When I looked around I realised that there was a wide array of patients admitted into our ward with varied symptoms. An elderly lady who had had a stroke was awaiting a CT brain scan which was kept on hold till she tested negative for Covid. This made me revisit my clinical skills to differentiate a bleed v/s an infarct until we got a neuroimaging done. We had a couple of chronic kidney disease patients, who were refused dialysis at their private centres due to fear of the spread of Covid-19. A bedside haemodialysis machine was shifted into our ED, dedicated exclusively to the Covid-19 patients, which gave me a learning opportunity to understand the haemodynamic and the technicalities of the machine. It was a fascinating scene for me. A febrile, panting, diabetic patient with uncontrolled sugars while awaiting the blood gas and urine ketones had tested our clinical insight to make a diagnosis of Kussmaul breathing v/s Covid-related respiratory failure. As I could barely breathe under the mask, this time the typical “fruity odour” did not come to my rescue. However physical examination was less exciting than before, and I kept it at a minimum required to guide decision making. The radiological and blood work-up was also kept to its bare minimum, giving me an opportunity to learn what tests truly made a difference.

A young boy was brought in, gasping, by his mother. His x-ray revealed totally white out lungs. As he struggled for every breath, we tried our best to resuscitate him, but we failed. Soon I realised that he was a delivery boy who used to drop food for us at our hostel. With a heavy heart I declared his death, while his mother refused to accept it. I hid my tears admixed with my sweat behind the face shield. The real cost of Covid is paid by “non-Covid” patients as they are unable to receive the adequate standard of care, or their procedures are put on hold till their Covid tests are negative. I am afraid quite a few may lose their lives during the wait.

Having done countless blood collections and central line insertions during residency, perhaps it was the first time my hands shook while I swept down the nasopharynx of a suspected Covid-19 patient to obtain a throat swab, praying to escape the contamination. The fear of exposure made simple procedures likes Foleys and feeding tube insertion, suctioning of the endotracheal tube a daunting task. As I finished the swab collection, a patient at the corner had her saturation crash precipitously which warranted immediate intubation. We rushed to her bed and my colleague took charge of the intubation while I assisted her in making sure that there was no breach in safety.

As I was busy calculating endless PaO2/FiO2 ratios and QTc intervals, I could see many eyes peeping anxiously from the window, wanting to have a sight of their dear ones.

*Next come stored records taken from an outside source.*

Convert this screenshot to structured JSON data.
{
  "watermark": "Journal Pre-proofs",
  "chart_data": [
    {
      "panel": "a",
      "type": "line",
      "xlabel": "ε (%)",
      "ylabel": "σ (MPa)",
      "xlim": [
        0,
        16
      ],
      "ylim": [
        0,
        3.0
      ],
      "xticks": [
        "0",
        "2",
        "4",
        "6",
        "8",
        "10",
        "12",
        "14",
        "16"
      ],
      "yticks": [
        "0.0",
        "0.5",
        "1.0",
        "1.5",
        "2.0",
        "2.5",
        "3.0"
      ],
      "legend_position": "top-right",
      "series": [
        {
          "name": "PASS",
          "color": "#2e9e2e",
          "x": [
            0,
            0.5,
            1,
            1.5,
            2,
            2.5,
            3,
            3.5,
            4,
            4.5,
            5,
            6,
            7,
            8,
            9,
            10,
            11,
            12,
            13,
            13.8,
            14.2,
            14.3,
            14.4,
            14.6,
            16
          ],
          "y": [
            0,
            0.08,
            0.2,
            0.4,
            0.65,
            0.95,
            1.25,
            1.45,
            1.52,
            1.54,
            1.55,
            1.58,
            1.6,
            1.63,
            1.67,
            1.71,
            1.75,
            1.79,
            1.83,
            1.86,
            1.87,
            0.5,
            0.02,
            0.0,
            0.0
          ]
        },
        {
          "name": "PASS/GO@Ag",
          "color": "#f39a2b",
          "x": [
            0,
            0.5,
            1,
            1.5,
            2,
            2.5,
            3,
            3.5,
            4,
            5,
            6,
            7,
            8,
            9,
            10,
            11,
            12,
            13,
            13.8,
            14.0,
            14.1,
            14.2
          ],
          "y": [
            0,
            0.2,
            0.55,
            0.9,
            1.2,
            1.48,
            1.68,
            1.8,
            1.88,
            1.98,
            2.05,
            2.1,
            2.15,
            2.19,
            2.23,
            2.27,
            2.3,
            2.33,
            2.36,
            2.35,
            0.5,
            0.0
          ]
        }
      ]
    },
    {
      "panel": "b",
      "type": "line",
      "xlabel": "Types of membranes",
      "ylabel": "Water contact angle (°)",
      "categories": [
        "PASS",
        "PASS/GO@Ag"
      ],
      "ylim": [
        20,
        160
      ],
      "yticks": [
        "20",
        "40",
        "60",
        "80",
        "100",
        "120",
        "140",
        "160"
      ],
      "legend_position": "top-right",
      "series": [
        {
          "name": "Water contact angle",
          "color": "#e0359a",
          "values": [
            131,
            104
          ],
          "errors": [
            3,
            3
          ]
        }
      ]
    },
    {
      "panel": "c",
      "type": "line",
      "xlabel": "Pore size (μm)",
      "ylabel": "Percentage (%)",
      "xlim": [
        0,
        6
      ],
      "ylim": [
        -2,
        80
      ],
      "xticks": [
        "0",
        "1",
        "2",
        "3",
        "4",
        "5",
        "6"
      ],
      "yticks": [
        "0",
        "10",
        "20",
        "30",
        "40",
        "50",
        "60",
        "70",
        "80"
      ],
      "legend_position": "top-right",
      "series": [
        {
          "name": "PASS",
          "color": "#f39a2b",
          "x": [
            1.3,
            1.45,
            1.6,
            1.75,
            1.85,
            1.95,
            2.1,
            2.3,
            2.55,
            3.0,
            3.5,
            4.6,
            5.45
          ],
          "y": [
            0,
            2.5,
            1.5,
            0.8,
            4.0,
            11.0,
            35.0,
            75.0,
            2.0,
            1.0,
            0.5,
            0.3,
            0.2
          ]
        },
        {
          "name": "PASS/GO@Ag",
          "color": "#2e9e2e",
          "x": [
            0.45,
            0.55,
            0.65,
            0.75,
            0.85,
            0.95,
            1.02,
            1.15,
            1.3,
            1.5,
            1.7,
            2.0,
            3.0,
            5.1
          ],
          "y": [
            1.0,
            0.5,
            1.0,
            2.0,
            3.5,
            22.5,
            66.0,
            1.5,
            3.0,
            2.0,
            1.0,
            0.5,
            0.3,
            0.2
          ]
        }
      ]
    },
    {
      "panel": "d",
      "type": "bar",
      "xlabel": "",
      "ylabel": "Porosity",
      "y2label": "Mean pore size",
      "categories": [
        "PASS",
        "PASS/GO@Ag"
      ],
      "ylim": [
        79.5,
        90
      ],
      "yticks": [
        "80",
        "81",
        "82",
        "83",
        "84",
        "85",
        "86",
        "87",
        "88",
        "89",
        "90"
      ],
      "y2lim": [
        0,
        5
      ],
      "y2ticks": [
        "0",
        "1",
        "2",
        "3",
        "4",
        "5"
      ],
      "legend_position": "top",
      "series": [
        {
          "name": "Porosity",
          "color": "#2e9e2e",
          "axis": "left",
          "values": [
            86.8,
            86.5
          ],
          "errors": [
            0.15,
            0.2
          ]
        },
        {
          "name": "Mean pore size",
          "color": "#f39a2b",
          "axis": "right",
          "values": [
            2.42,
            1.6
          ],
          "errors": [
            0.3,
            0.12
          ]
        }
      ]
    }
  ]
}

I heaved a sigh of relief when I saw my colleague walk into the ED to take charge of the next shift. I could not resist my thirst at the end of the duty shift and gulped down a jug full of tap water. As I ended the first shift of my Covid duty, I realised that I could no longer be the same person who could go and hug my family back home. I was supposed to be quarantined for their safety. But unfortunately, quarantine is a privilege and too costly an affair for us to afford in this country.

During my undergraduate training years, the words “epidemic” and “pandemic” were considered to be of historical importance only. But I had never dreamt of living through a pandemic, given the enormous advances in health sciences. Our generation has a lot to learn from this pandemic as well as to reconsider our priorities in personal and professional life.